SJ: I think I truly started to look at my body differently when I was working at The Carpenter’s Daughter. I’ve always had confidence in myself because I had confidence in my brain and my abilities. Watching Caroline and being a part of that community gave me a new sense of self and self-worth and a different perception of beauty. I worked with women of all shapes, sizes, and ethnicities in all walks of life and it changed my total perception of beauty. I was allowed to be myself, I wasn’t being judged.
SP: And tell me about fat yoga? What’s the concept behind that?
SJ: In America and Australia, there’s been an increase of fat yoga classes and I thought “why the hell can’t I make this happen in New Zealand for my community?” It took about six months to find a yoga teacher, then I found Kristina and she got why I wanted to call it fat yoga instead of ‘fluffy body positive yoga’. We are creating a safe, nonjudgmental space where FAT people can relate to the people around them. Our bodies move and make shapes differently and I think it important to have a space that caters specifically to this.

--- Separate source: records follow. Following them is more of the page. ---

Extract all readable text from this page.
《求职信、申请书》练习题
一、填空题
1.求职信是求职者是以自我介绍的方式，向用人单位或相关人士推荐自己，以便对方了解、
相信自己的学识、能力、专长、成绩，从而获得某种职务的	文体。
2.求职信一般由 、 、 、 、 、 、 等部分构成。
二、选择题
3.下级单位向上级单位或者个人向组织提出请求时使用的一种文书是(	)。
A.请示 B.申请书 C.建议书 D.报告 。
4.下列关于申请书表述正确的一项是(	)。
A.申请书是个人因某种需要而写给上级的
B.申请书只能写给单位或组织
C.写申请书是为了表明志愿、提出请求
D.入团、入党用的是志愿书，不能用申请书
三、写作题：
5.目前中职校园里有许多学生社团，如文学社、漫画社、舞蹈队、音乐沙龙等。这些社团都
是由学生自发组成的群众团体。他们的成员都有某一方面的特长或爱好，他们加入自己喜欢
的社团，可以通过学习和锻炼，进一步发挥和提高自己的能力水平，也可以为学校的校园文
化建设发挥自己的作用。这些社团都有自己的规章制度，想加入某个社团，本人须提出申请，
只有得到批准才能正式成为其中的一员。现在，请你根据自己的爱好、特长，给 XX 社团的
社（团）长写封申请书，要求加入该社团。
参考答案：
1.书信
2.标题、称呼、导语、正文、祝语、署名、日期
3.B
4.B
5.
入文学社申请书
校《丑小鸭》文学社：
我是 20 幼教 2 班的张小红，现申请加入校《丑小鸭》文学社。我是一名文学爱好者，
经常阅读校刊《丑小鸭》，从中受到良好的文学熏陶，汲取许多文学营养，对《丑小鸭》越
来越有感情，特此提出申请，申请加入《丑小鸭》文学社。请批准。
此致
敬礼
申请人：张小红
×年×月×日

The term body positive is a bit too soft for me, for me ‘fat’ goes straight to the root of the issue. There is a big reclaiming of the word ‘fat’ in reaction to the body positive movement, because it’s not quite enough. It’s a pre-existing historical fight where ‘fat’ is quite a new concept because we own it. Fat people were historically seen as wealthy, privileged and the rich changed this because they wanted something elitist. In World War 1 and 2, the elite were fat, food and luxury were scarce. Then canned food came along and became more readily available for the poor. The poor became fatter, so the rich decided they needed something else to be ‘elite’. That is when the media and advertising started, it has been pushed onto a trajectory and here we are. Fat has connotations with being lazy, poor or stupid. It is classist and racist. So many bad stereotypes that come with it. A great resource is The Militant Baker’s Things No One Will Tell Fat Girls.
SP: Who inspires your creativity?
SJ: A good night’s sleep. Coffee. When you’re creative, you’re just kind of naturally creative. You listen to your instincts.
SP: Who are your favorite designers/influences?
Sj:I admire what other designers do. I find it hard to relate to a lot of designers because I can’t relate it to my body. I think people do really beautiful things and I don’t discredit it. I look at the world differently and their work in an objective way because I don’t think “ooh I wish I could have that”, because I can’t.
SP: What do you love most about what you do?
SJ: My LaLA babes. About how my designs change people’s perceptions of themselves and make women feel good. LaLA is about changing the landscape of fashion.
SP: Lastly, I always ask everyone I interview what advice they would offer to up-and-comers. What would you suggest?
SJ: Work experience. Work in your industry, for free if you have to. Get a job, work in your industry, learn from mentors and employers and make the contacts as you go.